Anthropomorphism is just one category of human biases. We have many more when interacting with AI systems. I listed some of them here: โช Biases when working with chatbots.
Our human biases do not only affect our work with chatbots, large language models, or in fact any AI model. Some of these biases also translate into biases in AI models themselves.
Algorithmic Bias and Accountability
Machine learning models learn from historical data, and historical data reflects the world that generated it, including its inequities. A hiring model trained on historical promotion decisions accurately reflects past patterns. But those patterns may encode discrimination, and the model will perpetuate it at scale. TODO: anecdotes.
The accountability question compounds this: when an AI system causes harm, who is responsible? The developer? The organization that deployed it? The regulator? Today these questions are rarely answered cleanly, and the absence of clear accountability is itself a risk: It creates incentives to deploy without sufficient scrutiny. Dangerous indeed, especially when particular, monopolistic interests dominate.
Discussion: A flawed hiring tool incorrectly screens out qualified candidates for years before the problem is discovered. Who bears responsibility: the developer who built the model, the organization that deployed it, or the regulator that allowed it?
The Regulatory Landscape
The ๐ EU AI Act (entered into force August 2024) is the world's first comprehensive legal framework for AI. Its core idea is a risk-based classification: the obligations placed on a system scale with the harm it could cause.
| Risk tier | Examples | Obligations |
|---|---|---|
| Unacceptable (prohibited) | Social scoring by governments, real-time biometric surveillance in public spaces, subliminal manipulation | Banned outright |
| High risk | Hiring tools, credit scoring, medical devices, critical infrastructure, law enforcement, education systems | Conformity assessment, human oversight, transparency to affected persons, registration |
| Limited risk | Chatbots, deepfake generators | Must disclose that users are interacting with AI |
| Minimal risk | Spam filters, recommendation engines for non-consequential use | No specific obligations |
The AI act is sometimes criticized, naturally for any kind of regulation. The AI act is certainly not perfect. But take a look at this list: It directly reflects and protects some of the liberal values that the EU is based on. That's worth a lot.
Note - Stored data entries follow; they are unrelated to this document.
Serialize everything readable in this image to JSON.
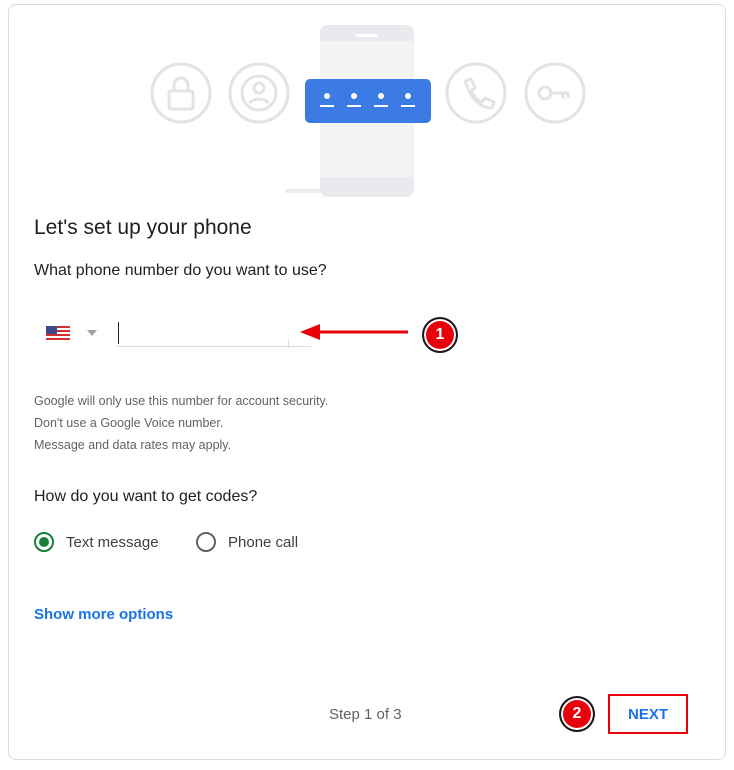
{
  "header": {
    "title": "Let's set up your phone"
  },
  "phone": {
    "question": "What phone number do you want to use?",
    "country": "US",
    "value": "",
    "placeholder": ""
  },
  "info_lines": [
    "Google will only use this number for account security.",
    "Don't use a Google Voice number.",
    "Message and data rates may apply."
  ],
  "codes": {
    "question": "How do you want to get codes?",
    "options": [
      {
        "label": "Text message",
        "selected": true
      },
      {
        "label": "Phone call",
        "selected": false
      }
    ]
  },
  "more_options": "Show more options",
  "footer": {
    "step": "Step 1 of 3",
    "next_label": "NEXT"
  },
  "annotations": {
    "badge1": "1",
    "badge2": "2"
  },
  "colors": {
    "accent": "#1a73e8",
    "radio_selected": "#188038",
    "annotation_red": "#e8000b",
    "illustration_blue": "#3c7ae4"
  },
  "icons": [
    "lock-icon",
    "account-circle-icon",
    "password-dots-icon",
    "phone-icon",
    "key-icon",
    "us-flag-icon",
    "chevron-down-icon"
  ]
}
For practitioners, the question is: where does your system sit?
- A quality-control model on a production line may be minimal risk in one context and high risk in another depending on what it controls.
- A hiring screening tool is high risk regardless of how accurate it is.
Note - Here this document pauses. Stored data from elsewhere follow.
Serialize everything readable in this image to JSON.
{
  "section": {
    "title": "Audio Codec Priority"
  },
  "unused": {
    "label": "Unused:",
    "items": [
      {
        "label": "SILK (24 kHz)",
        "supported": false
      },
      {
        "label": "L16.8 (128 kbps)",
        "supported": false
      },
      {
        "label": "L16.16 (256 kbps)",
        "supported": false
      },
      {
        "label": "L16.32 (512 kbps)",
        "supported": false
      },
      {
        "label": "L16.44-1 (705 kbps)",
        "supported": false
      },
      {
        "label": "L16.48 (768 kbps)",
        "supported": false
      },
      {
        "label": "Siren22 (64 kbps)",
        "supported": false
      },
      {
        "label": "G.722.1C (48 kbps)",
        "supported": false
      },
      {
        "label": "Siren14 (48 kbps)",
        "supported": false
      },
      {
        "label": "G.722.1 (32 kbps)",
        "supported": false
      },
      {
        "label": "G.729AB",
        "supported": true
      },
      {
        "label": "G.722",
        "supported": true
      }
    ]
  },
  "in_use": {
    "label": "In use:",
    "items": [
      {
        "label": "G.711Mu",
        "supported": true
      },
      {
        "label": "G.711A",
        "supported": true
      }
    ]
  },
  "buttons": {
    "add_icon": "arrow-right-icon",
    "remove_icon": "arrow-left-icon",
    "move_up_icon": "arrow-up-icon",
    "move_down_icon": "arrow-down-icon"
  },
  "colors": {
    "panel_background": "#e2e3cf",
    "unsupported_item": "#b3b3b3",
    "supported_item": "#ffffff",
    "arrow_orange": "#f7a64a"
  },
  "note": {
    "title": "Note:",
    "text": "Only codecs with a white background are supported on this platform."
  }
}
Additionally, certain transparency obligations apply broadly across risk tiers:
- any AI system interacting with a human must identify itself as AI, and
- AI-generated content that could deceive ("deep fakes") must be labeled as such.
The EU AI Act is a living regulation with phased implementation timelines. What matters for now is the underlying logic: risk scales with consequence, and consequence creates obligation.
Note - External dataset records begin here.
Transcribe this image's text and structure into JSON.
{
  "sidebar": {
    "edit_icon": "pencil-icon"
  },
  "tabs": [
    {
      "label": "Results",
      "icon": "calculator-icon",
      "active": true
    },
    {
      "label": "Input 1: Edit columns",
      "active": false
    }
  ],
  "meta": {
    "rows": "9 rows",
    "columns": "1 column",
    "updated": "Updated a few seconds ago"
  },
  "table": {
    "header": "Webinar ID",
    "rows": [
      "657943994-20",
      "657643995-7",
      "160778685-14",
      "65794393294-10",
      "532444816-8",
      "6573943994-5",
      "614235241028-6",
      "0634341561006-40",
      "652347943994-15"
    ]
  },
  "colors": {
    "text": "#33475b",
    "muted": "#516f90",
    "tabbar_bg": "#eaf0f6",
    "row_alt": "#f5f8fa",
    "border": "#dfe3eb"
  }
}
We return to these questions in ๐ Ethics and Accountability in Production once you have the technical vocabulary to reason about failure modes and model documentation concretely.
Summary
- Deployed AI systems act on the world at scale in contexts that are difficult to audit manually. Good benchmark performance does not guarantee responsible deployment.
- The alignment problem: proxy metrics create structural opportunities for a model to satisfy the measure while failing the actual goal.
- Anthropomorphism: Leads users to over-trust fluent outputs. Fluency is not accuracy.
- Algorithmic bias in AI: models reflect their training data, including its inequities. Accountability for resulting harm remains poorly defined in both law and practice.
- The EU AI Act classifies systems by risk tier. High-risk systems face substantial design, documentation, and oversight obligations.